Cerebrospinal Fluid CCL25 as a Biomarker for Alzheimer's Disease: Associations with Pathology, Neurodegeneration, and Cognitive Decline

Neuroinflammation plays a crucial role in Alzheimer's disease (AD) pathogenesis. We investigated the relationship between cerebrospinal fluid (CSF) C-C chemokine ligand 25 (CCL25), an inflammatory regulator, and AD pathology and progression. We analyzed data on CSF CCL25, AD biomarkers (CSF beta-amyloid [A beta]42, phosphorylated tau [pTau]181, amyloid positron emission tomography [PET]), postmortem neuropathology, magnetic resonance imaging-based neurodegeneration, and cognitive function from 703 participants in the Alzheimer's Disease Neuroimaging Initiative cohort. We found that elevated CSF CCL25 levels were associated with cognitive impairment, abnormal A beta and tau pathology, greater brain atrophy, and worse cognitive performance (all P < 0.05). Notably, CSF CCL25 exhibited nonlinear relationships with A beta and tau pathology, reaching a plateau as AD pathology increased. CSF CCL25 showed acceptable diagnostic accuracy in distinguishing amyloid-positive/negative (A +/-) and tau-positive/negative (T +/-) participants (area under the curve [AUC] = 0.71-0.77) and autopsy-confirmed AD cases (AUC = 0.77), with optimal performance in differentiating A + T + from A-T- participants (AUC = 0.82-0.85 with age and sex adjustment). Longitudinally, higher baseline CSF CCL25 predicted accelerated amyloid accumulation, hippocampal atrophy, and cognitive decline.

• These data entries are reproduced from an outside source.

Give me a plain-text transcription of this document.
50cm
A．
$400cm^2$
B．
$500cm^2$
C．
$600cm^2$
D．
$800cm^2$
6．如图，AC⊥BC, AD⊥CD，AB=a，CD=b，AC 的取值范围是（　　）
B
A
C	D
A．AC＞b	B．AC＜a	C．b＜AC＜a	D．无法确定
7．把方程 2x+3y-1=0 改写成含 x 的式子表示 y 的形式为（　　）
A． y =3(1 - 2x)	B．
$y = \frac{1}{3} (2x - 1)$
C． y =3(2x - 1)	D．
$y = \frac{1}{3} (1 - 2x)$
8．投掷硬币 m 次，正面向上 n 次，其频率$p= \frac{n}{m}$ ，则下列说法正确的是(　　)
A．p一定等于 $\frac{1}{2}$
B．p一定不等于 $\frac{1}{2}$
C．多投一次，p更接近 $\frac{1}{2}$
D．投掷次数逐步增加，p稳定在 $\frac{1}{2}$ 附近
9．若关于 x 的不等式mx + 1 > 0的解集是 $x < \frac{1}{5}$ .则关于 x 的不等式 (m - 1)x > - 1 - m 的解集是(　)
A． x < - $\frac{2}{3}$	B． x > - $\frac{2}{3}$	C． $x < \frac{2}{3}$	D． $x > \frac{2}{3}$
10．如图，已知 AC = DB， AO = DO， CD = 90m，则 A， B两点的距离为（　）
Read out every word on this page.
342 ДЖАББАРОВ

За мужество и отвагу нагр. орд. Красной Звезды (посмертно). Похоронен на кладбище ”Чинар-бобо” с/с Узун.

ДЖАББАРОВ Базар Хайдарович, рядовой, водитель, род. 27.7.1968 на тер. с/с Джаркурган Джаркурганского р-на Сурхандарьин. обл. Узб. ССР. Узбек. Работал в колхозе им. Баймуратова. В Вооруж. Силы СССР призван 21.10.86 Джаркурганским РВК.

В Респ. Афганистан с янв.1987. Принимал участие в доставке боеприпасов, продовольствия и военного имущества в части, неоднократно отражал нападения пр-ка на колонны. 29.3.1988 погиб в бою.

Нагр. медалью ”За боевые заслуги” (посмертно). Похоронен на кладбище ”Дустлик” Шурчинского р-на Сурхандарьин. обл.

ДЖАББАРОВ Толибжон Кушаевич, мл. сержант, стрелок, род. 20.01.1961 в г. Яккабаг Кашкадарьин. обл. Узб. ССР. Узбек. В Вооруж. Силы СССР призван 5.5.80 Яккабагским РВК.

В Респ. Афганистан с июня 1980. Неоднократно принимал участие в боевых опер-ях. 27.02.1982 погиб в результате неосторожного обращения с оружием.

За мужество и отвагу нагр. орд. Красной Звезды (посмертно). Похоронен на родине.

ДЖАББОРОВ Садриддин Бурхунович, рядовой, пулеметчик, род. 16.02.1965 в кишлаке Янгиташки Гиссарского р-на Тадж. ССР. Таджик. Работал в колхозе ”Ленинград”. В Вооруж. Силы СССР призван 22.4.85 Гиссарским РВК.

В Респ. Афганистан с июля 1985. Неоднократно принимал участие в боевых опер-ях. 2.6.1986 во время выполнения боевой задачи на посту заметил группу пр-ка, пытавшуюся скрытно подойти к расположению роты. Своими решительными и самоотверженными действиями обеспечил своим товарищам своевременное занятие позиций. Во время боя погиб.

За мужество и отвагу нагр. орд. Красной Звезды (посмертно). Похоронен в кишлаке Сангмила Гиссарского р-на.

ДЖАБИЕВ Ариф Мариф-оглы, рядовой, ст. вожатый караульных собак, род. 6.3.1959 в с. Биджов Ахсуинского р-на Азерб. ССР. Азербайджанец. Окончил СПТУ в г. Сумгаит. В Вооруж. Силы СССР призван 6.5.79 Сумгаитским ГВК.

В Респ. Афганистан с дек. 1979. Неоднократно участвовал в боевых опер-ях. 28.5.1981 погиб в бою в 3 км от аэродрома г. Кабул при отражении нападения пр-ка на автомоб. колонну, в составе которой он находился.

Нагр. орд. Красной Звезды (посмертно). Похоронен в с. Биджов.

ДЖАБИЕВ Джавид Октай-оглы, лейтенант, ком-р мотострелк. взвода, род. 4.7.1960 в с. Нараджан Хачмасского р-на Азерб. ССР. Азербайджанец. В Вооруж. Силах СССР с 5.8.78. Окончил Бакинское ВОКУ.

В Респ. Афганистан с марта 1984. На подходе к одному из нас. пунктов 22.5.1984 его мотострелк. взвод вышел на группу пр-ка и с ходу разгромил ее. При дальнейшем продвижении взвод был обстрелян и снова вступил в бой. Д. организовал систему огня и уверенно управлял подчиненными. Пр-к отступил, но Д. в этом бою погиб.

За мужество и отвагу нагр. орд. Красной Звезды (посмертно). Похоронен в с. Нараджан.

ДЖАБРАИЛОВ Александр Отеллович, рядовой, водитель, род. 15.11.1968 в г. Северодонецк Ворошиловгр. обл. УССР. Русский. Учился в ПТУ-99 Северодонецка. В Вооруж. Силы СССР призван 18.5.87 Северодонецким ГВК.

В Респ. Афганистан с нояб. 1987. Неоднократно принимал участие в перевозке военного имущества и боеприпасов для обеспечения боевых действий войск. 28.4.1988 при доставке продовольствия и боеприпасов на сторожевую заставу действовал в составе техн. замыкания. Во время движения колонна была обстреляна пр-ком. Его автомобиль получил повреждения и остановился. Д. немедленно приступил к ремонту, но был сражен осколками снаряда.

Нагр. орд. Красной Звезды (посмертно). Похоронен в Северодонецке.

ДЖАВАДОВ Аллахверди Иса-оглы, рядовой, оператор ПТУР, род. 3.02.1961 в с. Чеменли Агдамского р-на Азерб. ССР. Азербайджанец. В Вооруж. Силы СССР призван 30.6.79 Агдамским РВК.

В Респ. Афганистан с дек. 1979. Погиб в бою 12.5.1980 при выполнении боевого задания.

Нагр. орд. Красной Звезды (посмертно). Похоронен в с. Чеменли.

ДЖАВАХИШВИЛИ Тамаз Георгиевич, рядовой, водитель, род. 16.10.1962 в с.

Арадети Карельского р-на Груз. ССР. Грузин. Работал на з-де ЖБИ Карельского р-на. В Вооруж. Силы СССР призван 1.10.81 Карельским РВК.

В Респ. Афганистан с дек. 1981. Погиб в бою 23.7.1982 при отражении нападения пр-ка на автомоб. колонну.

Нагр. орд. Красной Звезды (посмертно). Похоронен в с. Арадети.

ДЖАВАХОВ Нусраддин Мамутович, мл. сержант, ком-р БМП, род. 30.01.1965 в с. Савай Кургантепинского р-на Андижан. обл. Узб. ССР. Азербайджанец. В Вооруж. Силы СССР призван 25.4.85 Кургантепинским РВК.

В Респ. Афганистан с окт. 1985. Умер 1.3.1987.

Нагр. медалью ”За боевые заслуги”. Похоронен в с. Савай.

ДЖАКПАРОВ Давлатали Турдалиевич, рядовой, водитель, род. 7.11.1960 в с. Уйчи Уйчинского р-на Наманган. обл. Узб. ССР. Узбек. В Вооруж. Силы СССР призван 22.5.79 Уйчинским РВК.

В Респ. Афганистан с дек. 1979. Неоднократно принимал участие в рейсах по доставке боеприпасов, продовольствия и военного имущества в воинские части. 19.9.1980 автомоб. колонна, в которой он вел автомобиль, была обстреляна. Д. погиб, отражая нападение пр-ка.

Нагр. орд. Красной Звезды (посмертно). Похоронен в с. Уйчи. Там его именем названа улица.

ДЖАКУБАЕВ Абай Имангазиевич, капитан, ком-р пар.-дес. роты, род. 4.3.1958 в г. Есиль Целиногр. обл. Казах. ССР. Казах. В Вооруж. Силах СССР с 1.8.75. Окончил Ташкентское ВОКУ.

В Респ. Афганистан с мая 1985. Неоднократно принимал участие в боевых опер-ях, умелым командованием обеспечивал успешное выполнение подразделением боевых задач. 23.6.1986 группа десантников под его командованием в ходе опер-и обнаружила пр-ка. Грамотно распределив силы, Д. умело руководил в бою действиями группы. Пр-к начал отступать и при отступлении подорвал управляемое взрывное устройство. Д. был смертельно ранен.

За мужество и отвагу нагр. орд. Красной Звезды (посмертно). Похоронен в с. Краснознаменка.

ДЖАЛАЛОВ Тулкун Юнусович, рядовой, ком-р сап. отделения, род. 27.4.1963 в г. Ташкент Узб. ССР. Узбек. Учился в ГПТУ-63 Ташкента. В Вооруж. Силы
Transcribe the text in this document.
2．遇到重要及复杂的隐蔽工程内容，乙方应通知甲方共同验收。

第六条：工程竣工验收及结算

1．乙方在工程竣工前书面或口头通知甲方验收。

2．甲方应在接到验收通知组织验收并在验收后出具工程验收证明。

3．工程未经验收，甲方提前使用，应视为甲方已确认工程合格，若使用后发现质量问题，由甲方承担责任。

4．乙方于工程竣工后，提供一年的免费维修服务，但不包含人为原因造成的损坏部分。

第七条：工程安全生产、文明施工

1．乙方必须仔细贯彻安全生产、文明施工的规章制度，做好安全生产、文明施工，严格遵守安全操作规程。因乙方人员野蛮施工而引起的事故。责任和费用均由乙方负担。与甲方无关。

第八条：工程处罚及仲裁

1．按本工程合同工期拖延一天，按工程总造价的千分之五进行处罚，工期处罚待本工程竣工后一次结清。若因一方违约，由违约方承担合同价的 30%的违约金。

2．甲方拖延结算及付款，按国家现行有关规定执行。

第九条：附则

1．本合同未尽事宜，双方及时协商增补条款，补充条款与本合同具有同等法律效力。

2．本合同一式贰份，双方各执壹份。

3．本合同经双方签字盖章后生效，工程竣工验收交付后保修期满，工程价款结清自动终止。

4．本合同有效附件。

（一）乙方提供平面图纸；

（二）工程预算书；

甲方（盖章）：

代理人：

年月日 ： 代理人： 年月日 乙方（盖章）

Mediation analyses revealed that CCL25 partially mediated associations between A beta pathology and tau pathology (mediating effect: 54.5%), neurodegeneration (18.2%), and cognitive decline (7.4%). Among 37 CSF CCL and CXCL chemokines examined, 28 were associated with at least one AD-related outcome, with CCL25 demonstrating the strongest associations overall. These findings suggest that CSF CCL25 is involved in early AD pathological progression and may serve as an inflammatory biomarker for diagnosis and monitoring of disease progression in AD.